Baca juga: PNM dan BPOM Berkolaborasi Dukung UMKM Pangan Miliki Sertifikasi

Ia juga menegaskan penelitian dan pengembangan (R&D) dalam sektor farmasi berbasis bahan alam sangat bergantung pada sumber daya pertanian yang berada di bawah kewenangan Kementan. 

Oleh karena itu, pengembangan konsep apotek hidup akan terus disinkronkan dengan program Kementan guna memastikan pemanfaatan bahan baku alami secara optimal.

Menurut Taruna, sinergi antara Kementan dan BPOM tidak hanya bertujuan meningkatkan industri obat herbal, tetapi juga mendukung program nasional terkait swasembada pangan. 

Dengan memastikan keamanan dan kesehatan dari produk pertanian yang digunakan dalam pangan dan obat-obatan, BPOM berkomitmen untuk terus mengembangkan regulasi dan pengawasan guna melindungi masyarakat.

“Kami berkomitmen untuk melakukan pengembangan obat-obatan berbasis bahan alam dan mendukung program pangan aman yang menjadi bagian dari kebijakan Presiden dalam mencapai swasembada pangan.
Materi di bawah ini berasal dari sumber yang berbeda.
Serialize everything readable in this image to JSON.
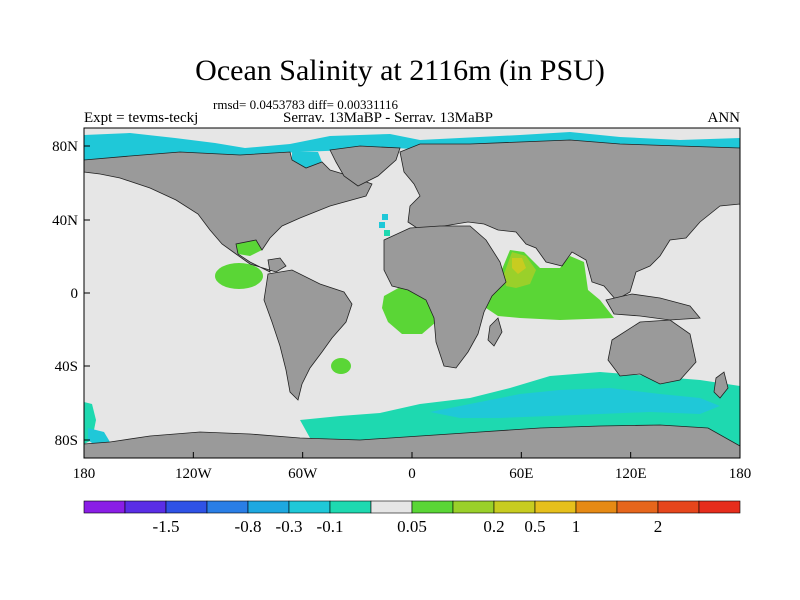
{
  "title": "Ocean Salinity at 2116m (in PSU)",
  "stats_line": "rmsd= 0.0453783 diff= 0.00331116",
  "experiment": "Expt = tevms-teckj",
  "cases": "Serrav.  13MaBP - Serrav.  13MaBP",
  "season": "ANN",
  "axes": {
    "lat_labels": [
      "80N",
      "40N",
      "0",
      "40S",
      "80S"
    ],
    "lon_labels": [
      "180",
      "120W",
      "60W",
      "0",
      "60E",
      "120E",
      "180"
    ]
  },
  "colors": {
    "land": "#9a9a9a",
    "near_zero": "#e6e6e6",
    "cyan_neg": "#1fc8d8",
    "teal_neg": "#1ed9b0",
    "green_pos": "#5ad636",
    "lime_pos": "#9ad02a",
    "olive_pos": "#c8cc20"
  },
  "colorbar": {
    "colors": [
      "#8a1ee6",
      "#5a2ee6",
      "#2f52e6",
      "#2a7ee6",
      "#1ea8e0",
      "#1fc8d8",
      "#1ed9b0",
      "#e6e6e6",
      "#5ad636",
      "#9ad02a",
      "#c8cc20",
      "#e6c01c",
      "#e68a14",
      "#e6661c",
      "#e6461c",
      "#e62d1c"
    ],
    "labels": [
      "-1.5",
      "-0.8",
      "-0.3",
      "-0.1",
      "0.05",
      "0.2",
      "0.5",
      "1",
      "2"
    ]
  }
}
Keamanan dan kesehatan produk yang dikonsumsi masyarakat adalah prioritas utama kami,” tegasnya.

Dalam MoU yang ditandatangani itu, sambungnya, terdapat beberapa poin tujuan yakni meningkatkan keamanan, mutu, gizi, dan daya saing pangan yang berasal dari produk pertanian.
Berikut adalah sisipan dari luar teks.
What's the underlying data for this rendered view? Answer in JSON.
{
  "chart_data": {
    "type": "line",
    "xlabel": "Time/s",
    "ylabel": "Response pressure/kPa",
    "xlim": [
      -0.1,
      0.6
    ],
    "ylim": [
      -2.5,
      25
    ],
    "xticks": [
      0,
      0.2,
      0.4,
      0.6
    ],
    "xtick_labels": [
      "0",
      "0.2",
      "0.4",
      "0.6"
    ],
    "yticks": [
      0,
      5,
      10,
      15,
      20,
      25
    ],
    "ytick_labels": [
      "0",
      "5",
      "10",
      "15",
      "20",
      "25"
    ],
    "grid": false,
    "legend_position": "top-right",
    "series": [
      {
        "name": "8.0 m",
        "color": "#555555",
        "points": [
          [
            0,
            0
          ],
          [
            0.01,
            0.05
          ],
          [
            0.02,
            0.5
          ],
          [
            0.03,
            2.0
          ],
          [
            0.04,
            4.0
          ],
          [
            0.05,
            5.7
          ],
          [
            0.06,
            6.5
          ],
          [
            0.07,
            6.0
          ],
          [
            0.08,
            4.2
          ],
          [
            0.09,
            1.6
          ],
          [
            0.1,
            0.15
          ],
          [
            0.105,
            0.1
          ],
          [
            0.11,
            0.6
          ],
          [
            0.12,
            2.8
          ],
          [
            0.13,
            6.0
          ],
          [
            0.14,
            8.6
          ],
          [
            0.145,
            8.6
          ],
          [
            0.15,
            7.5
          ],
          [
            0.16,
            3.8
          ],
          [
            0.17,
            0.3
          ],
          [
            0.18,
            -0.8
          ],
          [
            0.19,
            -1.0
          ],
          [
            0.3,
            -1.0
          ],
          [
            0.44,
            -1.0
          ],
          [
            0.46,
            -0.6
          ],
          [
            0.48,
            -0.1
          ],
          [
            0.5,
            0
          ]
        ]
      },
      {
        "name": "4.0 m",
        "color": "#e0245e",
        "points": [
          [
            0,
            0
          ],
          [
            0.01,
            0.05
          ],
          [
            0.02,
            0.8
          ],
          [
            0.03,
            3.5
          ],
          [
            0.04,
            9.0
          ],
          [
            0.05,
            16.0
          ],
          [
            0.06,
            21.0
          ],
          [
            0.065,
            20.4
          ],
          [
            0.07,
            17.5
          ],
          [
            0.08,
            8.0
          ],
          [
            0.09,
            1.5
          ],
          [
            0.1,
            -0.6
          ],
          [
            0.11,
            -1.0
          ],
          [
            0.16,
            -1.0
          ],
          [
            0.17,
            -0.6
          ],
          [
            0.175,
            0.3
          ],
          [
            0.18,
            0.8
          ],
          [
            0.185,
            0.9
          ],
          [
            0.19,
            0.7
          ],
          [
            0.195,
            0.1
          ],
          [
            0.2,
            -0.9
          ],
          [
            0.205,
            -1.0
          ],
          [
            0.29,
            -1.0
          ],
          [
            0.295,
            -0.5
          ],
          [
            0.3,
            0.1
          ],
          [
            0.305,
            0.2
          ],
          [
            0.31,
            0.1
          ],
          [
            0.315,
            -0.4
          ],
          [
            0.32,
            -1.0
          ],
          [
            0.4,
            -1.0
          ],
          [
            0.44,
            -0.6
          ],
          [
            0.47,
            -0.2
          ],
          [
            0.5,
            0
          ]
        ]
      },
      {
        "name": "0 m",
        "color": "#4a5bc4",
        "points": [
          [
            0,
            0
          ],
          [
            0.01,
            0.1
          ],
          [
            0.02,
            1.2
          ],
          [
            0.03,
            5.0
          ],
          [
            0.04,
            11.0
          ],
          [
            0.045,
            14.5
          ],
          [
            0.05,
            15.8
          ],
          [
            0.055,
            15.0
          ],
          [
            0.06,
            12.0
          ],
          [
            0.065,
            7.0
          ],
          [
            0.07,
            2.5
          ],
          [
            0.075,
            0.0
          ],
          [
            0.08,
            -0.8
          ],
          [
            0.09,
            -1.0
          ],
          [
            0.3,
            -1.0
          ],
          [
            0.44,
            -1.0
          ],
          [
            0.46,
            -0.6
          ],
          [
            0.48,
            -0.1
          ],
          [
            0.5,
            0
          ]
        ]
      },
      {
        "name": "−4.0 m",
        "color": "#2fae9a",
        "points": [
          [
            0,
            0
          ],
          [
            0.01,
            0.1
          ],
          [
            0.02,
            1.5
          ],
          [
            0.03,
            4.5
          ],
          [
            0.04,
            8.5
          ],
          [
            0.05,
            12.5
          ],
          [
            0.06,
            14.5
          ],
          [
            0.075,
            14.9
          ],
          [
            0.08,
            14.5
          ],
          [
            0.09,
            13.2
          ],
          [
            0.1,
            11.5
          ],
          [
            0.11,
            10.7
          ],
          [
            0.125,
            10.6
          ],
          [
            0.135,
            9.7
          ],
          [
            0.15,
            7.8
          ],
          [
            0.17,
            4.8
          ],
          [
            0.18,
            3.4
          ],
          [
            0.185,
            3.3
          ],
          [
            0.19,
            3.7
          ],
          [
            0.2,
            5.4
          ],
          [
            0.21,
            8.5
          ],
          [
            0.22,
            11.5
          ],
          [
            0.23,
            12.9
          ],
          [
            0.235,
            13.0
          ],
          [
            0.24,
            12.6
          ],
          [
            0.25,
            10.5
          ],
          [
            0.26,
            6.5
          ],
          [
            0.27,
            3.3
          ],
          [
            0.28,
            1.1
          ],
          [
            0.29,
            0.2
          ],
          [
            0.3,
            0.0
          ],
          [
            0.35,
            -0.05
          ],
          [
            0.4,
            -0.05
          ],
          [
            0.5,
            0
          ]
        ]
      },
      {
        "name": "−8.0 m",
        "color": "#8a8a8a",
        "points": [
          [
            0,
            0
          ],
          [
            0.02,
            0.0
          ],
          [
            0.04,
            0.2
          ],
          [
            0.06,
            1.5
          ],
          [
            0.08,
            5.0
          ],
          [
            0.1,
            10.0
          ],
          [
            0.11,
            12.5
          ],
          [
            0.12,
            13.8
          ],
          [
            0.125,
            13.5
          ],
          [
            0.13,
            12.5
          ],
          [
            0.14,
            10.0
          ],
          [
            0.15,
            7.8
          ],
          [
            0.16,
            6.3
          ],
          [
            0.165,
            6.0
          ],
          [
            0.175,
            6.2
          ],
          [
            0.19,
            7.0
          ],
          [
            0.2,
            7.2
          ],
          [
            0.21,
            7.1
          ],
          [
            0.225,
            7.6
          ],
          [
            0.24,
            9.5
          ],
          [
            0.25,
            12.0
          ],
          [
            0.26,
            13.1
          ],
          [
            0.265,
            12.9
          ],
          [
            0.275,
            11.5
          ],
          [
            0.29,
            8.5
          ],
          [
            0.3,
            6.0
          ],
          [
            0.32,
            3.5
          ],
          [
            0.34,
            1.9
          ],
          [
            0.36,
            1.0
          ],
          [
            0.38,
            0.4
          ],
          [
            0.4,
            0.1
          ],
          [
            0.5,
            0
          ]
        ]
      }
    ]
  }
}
“Selain itu, MoU ini bertujuan untuk memperkuat integritas peredaran bahan obat dan obat, termasuk pengendalian resistensi antimikroba di sektor kesehatan manusia dan hewan,” ungkapnya.

Dengan adanya kerja sama tersebut, sambung Taruna, BPOM dan Kementan optimistis dapat meningkatkan efektivitas pengawasan obat dan makanan, memperkuat perlindungan kesehatan masyarakat, serta mendorong daya saing produk pertanian dan farmasi Indonesia di pasar internasional.

Kepala BPOM juga menyampaikan apresiasi kepada Mentan Amran atas terjalinnya kerja sama ini dan berharap kolaborasi strategis antara BPOM dan Kementan dapat terus berkembang. 

“Dengan langkah ini, diharapkan industri obat berbasis bahan alam bisa semakin maju, membuka peluang ekonomi baru, serta menjadikan Indonesia sebagai pemain utama dalam sektor farmasi berbasis herbal di tingkat internasional,” tutupnya. (SG-1).